Apostelgeschichte 7,38.53: Wie wurde das Gesetz am Sinai offenbart? Durch Gott (so z.B. 2Mose 20,1) oder durch (einen) Engel (Apostelgeschichte 7,38.53)?

Eine wichtige Vorbemerkung vorweg: Stephanus präsentiert uns hier seine (!) Sicht der Geschichte nach bestem Wissen und Gewissen. Oder anders ausgedrückt: Religion ist in der Beschreibung von Inhalten nicht so starr wie die Mathematik. Wer heute an Weihnachten in die Kirche geht und ein Krippenspiel erlebt, wird dort meistens auf die „Heiligen Drei Könige“ treffen; und das, obwohl man in der Bibel nur von „Weisen aus dem Morgenland“ hört (also weder „heilig“ noch „drei“ noch „Könige“) und an Weihnachten waren sie mit größter Wahrscheinlichkeit auch nicht bei Jesus, sondern sie kamen deutlich später. Es gibt in jeder Religion also eine Spannung zwischen dem, was tatsächlich aufgeschrieben ist und dem, was geglaubt wird. Das ist einer der Gründe dafür, warum es gut ist, regelmäßig die Bibel zu studieren und das Geglaubte am Geschriebenen zu überprüfen. Wenn Stephanus in seiner Rede von dem abweicht, was in der Bibel steht (und er tut das an einigen Stellen), dann ergibt sich daraus kein Widerspruch innerhalb der Bibel, sondern wir erfahren etwas über unterschiedliche Erzähltraditionen von biblischen Geschichten. Die Schriftgelehrten und Mitglieder des Hohen Rates stören sich beispielsweise nicht an den vermeintlich schiefen Details, sondern nur an der Gesamtaussage der Rede, obwohl sie sonst sehr viel Wert auf Detailfragen gelegt haben.

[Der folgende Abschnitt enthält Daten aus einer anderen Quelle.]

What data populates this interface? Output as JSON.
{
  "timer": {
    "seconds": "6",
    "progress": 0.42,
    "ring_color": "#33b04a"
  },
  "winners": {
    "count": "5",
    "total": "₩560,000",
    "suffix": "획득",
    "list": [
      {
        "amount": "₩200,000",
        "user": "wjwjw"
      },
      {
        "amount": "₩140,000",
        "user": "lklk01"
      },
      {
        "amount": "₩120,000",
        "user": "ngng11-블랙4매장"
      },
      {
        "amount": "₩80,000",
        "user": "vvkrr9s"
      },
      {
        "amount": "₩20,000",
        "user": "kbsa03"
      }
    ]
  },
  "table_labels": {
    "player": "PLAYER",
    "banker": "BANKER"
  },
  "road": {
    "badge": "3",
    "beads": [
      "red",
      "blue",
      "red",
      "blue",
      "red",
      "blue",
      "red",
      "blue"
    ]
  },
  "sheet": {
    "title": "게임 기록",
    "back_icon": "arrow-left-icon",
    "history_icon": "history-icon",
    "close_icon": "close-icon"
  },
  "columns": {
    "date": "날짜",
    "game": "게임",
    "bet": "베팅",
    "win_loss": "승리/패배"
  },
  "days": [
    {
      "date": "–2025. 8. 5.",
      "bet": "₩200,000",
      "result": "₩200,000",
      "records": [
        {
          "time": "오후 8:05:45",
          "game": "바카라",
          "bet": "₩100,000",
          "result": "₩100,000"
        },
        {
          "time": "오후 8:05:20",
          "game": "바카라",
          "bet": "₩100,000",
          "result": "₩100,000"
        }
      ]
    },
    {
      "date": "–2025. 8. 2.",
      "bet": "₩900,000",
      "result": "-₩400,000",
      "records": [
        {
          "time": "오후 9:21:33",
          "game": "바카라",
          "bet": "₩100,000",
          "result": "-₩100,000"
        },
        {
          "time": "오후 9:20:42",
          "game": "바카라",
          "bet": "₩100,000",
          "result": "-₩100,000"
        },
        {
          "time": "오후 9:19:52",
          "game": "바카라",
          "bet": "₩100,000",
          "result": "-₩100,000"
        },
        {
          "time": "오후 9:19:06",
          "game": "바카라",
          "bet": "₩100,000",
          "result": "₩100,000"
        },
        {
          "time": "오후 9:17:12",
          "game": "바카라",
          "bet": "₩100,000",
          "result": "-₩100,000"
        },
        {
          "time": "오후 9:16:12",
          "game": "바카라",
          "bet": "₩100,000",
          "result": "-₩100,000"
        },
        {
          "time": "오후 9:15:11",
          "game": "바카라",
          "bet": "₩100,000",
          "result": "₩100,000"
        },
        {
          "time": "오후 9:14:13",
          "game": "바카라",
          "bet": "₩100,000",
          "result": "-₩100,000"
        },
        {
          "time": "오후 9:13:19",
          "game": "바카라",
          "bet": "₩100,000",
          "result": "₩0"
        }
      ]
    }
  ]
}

Was die Frage angeht, so muss man wissen, dass „Engel“ die Übersetzung eines griechischen Wortes ist, das auch einfach „Bote“ bedeuten kann. Zur Zeit des Neuen Testaments betrachteten die Juden „Weisheit“ als einen Boten, durch den der transzendente Gott seine Gebote überbrachte. Die Rabbis (Pesiq R 21) sprachen davon, dass die Engel herabstiegen, als das Gesetz gegeben wurde. Außerdem ist die Frage, wie Mose eine Begegnung mit Gott überlebt haben soll (vgl. 2Mose 33,30) interessant. Es liegt nahe, davon auszugehen, dass Gott eine Zwischeninstanz benutzte, um seine Gebote zu übermitteln. Aber unabhängig davon ist Stephanus für seine Formulierung kein Vorwurf zu machen, weil er lediglich das gängige Denken seiner Zeit widerspiegelt.